The qualities that I previously found so annoying in Andie MacDowell’s past roles (“Groundhog Day,” “Four Weddings and a Funeral”) now work in her favor—her characters have often felt fake or forced, almost too smooth, qualities that as a confusingly sociopathic mother in “Ready or Not” work perfectly. The same can be said for Henry Czerny, who plays his classic role of a morally bereft patriarch (“Revenge,” “The Tudors”). Mark O’Brien and Adam Brody (Seth from “The O.C.!”) bring to life the most conflicted characters and are pivotal figures in some of the most interesting ideas of the piece: complicity, the influence of families and the insidious legacy of wealth.
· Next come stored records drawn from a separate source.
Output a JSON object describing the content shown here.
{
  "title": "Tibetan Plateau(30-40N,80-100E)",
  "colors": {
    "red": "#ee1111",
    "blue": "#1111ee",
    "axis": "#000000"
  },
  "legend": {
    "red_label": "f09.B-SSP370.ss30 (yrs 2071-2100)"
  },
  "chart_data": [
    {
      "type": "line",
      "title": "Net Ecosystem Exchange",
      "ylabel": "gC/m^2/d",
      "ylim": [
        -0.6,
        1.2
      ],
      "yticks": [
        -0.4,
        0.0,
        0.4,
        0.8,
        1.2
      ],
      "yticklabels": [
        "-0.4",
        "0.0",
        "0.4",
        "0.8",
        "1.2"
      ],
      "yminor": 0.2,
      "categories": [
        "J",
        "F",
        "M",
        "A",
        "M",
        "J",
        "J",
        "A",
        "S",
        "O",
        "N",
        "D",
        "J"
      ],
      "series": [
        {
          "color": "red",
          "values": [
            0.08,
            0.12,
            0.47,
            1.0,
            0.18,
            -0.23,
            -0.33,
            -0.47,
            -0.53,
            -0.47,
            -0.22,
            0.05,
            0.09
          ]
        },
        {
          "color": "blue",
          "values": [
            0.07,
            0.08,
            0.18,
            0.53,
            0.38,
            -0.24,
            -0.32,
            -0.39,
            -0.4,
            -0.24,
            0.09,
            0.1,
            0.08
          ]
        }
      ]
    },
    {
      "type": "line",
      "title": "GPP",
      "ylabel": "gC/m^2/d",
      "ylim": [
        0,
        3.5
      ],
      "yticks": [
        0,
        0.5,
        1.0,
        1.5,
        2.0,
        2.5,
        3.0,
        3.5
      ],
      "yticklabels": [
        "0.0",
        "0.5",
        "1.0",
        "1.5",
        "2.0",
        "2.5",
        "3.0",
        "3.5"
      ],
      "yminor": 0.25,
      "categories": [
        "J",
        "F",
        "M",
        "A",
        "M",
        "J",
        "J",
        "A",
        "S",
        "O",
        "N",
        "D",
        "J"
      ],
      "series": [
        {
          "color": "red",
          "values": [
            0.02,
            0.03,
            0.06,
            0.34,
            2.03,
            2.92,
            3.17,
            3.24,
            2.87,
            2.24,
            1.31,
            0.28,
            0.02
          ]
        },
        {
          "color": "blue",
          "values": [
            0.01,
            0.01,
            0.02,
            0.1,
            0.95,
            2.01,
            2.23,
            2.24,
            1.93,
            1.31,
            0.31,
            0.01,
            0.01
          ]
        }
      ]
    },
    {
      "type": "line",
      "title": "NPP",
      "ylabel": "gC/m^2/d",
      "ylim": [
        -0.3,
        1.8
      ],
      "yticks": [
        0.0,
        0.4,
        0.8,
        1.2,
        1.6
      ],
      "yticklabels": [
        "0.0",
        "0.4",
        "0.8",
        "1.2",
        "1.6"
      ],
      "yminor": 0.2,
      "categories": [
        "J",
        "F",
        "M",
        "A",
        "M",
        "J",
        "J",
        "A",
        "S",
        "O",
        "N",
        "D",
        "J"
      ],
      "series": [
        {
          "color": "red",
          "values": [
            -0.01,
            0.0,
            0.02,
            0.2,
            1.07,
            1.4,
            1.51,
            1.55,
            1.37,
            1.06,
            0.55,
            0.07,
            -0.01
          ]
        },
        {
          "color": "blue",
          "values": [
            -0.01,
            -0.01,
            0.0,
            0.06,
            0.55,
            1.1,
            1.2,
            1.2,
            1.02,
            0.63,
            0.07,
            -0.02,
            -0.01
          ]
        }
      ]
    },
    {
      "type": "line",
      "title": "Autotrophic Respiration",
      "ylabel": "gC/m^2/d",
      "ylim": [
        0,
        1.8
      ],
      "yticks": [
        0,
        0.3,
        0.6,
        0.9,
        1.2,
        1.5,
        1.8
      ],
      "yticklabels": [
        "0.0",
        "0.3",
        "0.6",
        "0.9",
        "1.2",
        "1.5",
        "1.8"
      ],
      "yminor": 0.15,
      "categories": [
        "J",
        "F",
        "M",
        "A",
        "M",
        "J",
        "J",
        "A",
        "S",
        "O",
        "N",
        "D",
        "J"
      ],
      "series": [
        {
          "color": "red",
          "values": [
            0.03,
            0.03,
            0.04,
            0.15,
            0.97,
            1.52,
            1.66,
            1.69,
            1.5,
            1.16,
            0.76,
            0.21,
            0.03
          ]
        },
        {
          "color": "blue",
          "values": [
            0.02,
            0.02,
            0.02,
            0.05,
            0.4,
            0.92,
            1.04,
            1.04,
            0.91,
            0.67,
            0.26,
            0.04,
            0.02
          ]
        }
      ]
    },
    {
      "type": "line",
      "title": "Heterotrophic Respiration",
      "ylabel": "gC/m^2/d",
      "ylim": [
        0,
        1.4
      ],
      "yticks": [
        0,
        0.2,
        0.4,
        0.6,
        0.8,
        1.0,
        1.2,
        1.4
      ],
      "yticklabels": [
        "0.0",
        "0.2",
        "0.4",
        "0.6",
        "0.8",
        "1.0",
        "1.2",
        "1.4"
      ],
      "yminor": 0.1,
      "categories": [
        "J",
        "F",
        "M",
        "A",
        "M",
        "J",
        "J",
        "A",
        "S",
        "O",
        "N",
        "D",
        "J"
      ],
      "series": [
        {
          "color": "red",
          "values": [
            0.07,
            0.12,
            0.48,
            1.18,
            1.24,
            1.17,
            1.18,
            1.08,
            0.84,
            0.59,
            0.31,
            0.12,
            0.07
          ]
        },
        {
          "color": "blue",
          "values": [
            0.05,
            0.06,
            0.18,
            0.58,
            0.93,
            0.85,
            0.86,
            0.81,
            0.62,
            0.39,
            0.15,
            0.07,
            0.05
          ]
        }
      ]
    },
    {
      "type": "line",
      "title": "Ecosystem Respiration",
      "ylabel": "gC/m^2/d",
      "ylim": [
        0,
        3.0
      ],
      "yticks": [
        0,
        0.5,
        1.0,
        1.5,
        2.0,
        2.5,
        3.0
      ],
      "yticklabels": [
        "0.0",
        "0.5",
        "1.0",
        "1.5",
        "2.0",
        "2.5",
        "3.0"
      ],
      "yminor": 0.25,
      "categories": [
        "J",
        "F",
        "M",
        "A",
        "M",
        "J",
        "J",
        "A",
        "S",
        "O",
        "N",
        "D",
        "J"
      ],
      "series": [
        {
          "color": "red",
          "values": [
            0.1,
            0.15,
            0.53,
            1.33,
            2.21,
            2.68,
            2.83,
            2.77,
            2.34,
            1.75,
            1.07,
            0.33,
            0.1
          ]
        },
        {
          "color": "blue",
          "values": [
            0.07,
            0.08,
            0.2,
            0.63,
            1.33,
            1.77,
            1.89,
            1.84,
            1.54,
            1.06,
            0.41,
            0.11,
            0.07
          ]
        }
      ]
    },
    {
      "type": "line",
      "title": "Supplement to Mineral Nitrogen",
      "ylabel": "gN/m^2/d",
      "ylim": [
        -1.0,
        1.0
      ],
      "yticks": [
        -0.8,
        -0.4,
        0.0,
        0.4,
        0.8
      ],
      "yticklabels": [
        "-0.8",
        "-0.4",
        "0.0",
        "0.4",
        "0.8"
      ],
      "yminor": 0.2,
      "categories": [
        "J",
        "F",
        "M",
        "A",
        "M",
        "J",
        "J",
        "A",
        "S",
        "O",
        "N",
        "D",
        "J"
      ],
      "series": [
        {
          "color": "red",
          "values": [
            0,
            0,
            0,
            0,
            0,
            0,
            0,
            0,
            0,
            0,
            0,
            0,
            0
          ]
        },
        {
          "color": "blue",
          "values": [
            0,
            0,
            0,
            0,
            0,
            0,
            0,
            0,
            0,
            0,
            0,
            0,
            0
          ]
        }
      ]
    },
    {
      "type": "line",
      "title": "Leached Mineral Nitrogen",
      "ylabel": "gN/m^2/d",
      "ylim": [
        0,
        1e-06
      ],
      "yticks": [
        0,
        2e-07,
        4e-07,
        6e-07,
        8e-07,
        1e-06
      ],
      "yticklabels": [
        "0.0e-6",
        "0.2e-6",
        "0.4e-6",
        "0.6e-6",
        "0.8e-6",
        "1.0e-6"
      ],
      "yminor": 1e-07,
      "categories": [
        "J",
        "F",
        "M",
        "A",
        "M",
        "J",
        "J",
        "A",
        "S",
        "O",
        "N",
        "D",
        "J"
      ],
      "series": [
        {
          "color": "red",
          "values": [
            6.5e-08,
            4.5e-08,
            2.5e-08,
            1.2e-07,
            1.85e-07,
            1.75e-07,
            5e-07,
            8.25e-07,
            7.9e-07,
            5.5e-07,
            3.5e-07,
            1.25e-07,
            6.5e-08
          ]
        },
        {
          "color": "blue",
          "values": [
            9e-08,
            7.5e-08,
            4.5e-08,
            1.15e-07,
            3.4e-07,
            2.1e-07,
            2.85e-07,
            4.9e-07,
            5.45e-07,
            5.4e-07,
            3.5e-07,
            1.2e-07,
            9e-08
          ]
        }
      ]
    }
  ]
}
“Ready or Not” has more in common with a comedy/meta horror feature like “Cabin in the Woods” than another entry in the playing-a-game-with-rich-people horror genre, “Would You Rather.” “Would You Rather” seems to hold the bleak and fatalistic outlook of one of its characters, who decides “I guess beggars can’t be choosers” before dying. Meanwhile, “Ready or Not” instead seems to want its audience to come away with a slightly more hopeful message—the rich may be terrible and soulless but sometimes a curse will eliminate them! Or that no matter our wealth, we can all make choices. At times, it does feel as if the movie is confused about its own message. Can people break free of their own socialization? Does humanity contain an innate goodness? These are questions the movie asks but doesn’t answer. Sometimes it seems clear that the film believes that people can change and, at times, that change is impossible. I don’t think the movie really knows what it believes, but it is entertaining to watch it try to figure itself out.

The ridiculous humor mixed with gore and dark undertones felt almost familiar, even inevitable, (and not just because I recently wrote my own murder-mystery-comedy)—it felt like an answer to soul-sucking horror movies of the past (the aforementioned “Would You Rather,” the “Saw” series, “Cube” and “13 Sins” come to mind) and an answer to the looming real-life horror of wealth inequity in America, in the tradition of recent horror movies with something to say and a creative way to say it, such as “Get Out,” “Midsommar” and “It Follows.” More people, and, in an immediate sense, Grace, are being forced to deal with the consequences of centuries of the rich hoarding wealth while scapegoating the rest—they “earned” it, after all, by playing a game of Old Maid or Duck Duck Goose, and you can too, by surviving a deadly hunt! In the case of Le Domas family, the absurdity of this claim is clear, and viewers should carry that absurdity with them out of the theatre.So If you’re looking for a horror movie that makes you feel more sad than scared, more horrified of society than any jump-scare, or if you’re just looking for a fun night out, “Ready or Not” is worth checking out.